Ethiopia is spending 20 billion birr ($1.6 billion) on tertiary education this year out of a total budget of 155 billion birr ($8.24 billion), about 2.7% of its GDP of 736 billion birr ($39 billion) in 2011–12. University is free to students doing courses in subjects that are important to the economy or social development, such as medicine or agriculture. In return for tuition and room and board, the students must “give service” in their fields for an unspecified length of time after graduation.
Though the effect of this university expansion programme on the economy is difficult to measure, it has transformed the towns and cities where the new institutions are located. “If you had come here five years ago you couldn’t imagine a town like this,” says Mr Sisay, a native of Debre Berhan. “If you wander around the town you can see new buildings, new roads. There are around 10,000 students here and those 10,000 students need service from the community—cafés, hotels, restaurants—which create jobs for the people living here. There has been radical change and development.”
Another aim of the university building project has been the training of skilled workers and managers for Ethiopia’s construction industry. More than 90 construction companies, 44 architects and engineers, 17 construction management firms and in excess of 750 local small- and medium-sized enterprises took part in the design and fabrication of the 13 universities’ 1,448 buildings. GIZ IS gave on-the-job training to about 33,700 workers. The International Organisation for Standardisation, which regulates everything from bathroom taps to greenhouse gases, certified over 40 local companies.
“The government for the first time was spending a lot of money to build the capacity of private contractors,” enthuses Mr Esayas. “This has never been done before and it was not a small amount of money: the capacity-building component of this programme was more than €32m ($42.5m).” Previously in the construction sector if you had money and machinery you could register your company and start taking contracts, he says. But standards in the industry have now improved dramatically. By the end of the programme, most of the contractors working with GIZ IS had raised their status to Grade 1, the industry’s highest, making them eligible to compete for lucrative infrastructure projects. “While implementing the 13 universities we have changed traditional construction methods. We say that there are more than 350 activities that we have changed positively,” Mr Esayas says.
As well as improving the quality of construction, GIZ IS is also provided training to contractors on drawing up tenders and quotes, bookkeeping, handling staff, time and equipment management, and other administrative skills.

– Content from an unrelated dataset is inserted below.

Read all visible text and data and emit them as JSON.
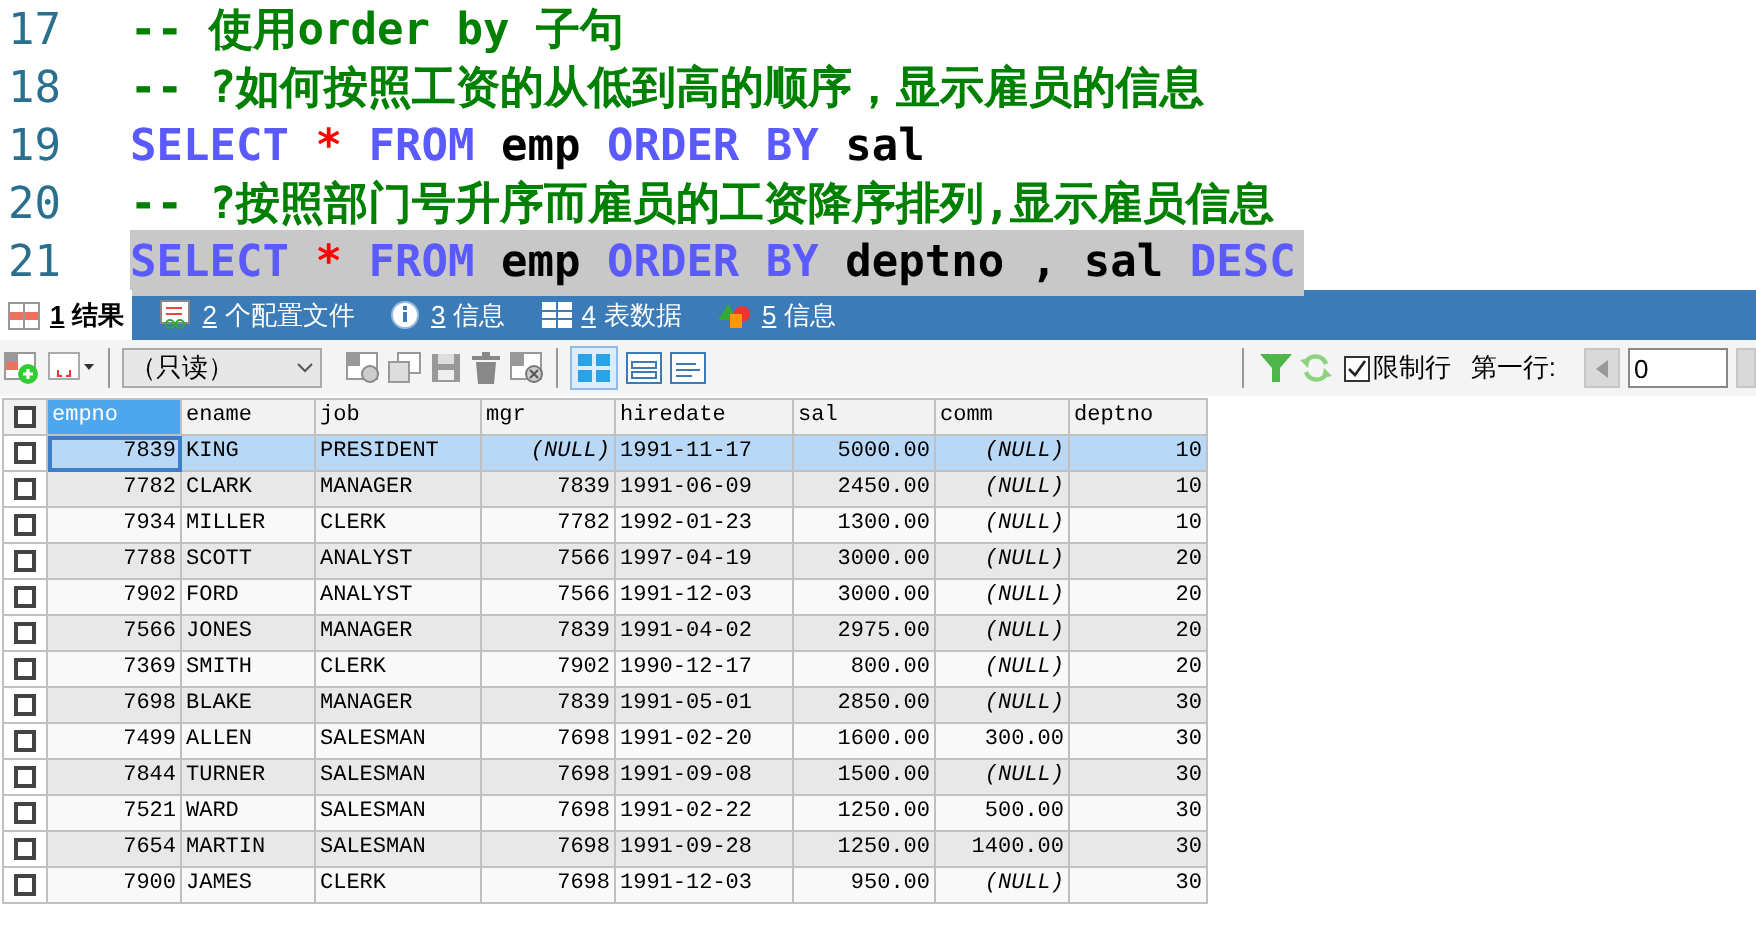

For Mr Esayas the university building programme has been an unqualified success. GIZ IS is trying to promote it in other developing countries. “Without any hesitation I would recommend it because it has definitely contributed to the GDP growth of this country,” he concludes. Though Ethiopia’s GDP has risen from $15.2 billion in 2006 to $39.1 billion in 2011–12, according to government statistics, it is difficult to say how much the new universities and their cohort of graduates have contributed to this growth.
Perhaps more importantly, the Ethiopian government has learnt invaluable lessons from the programme. It is ploughing the knowledge and experience gained into the construction of ten more universities and aims to provide even greater opportunities to its ever-growing and increasingly youthful population.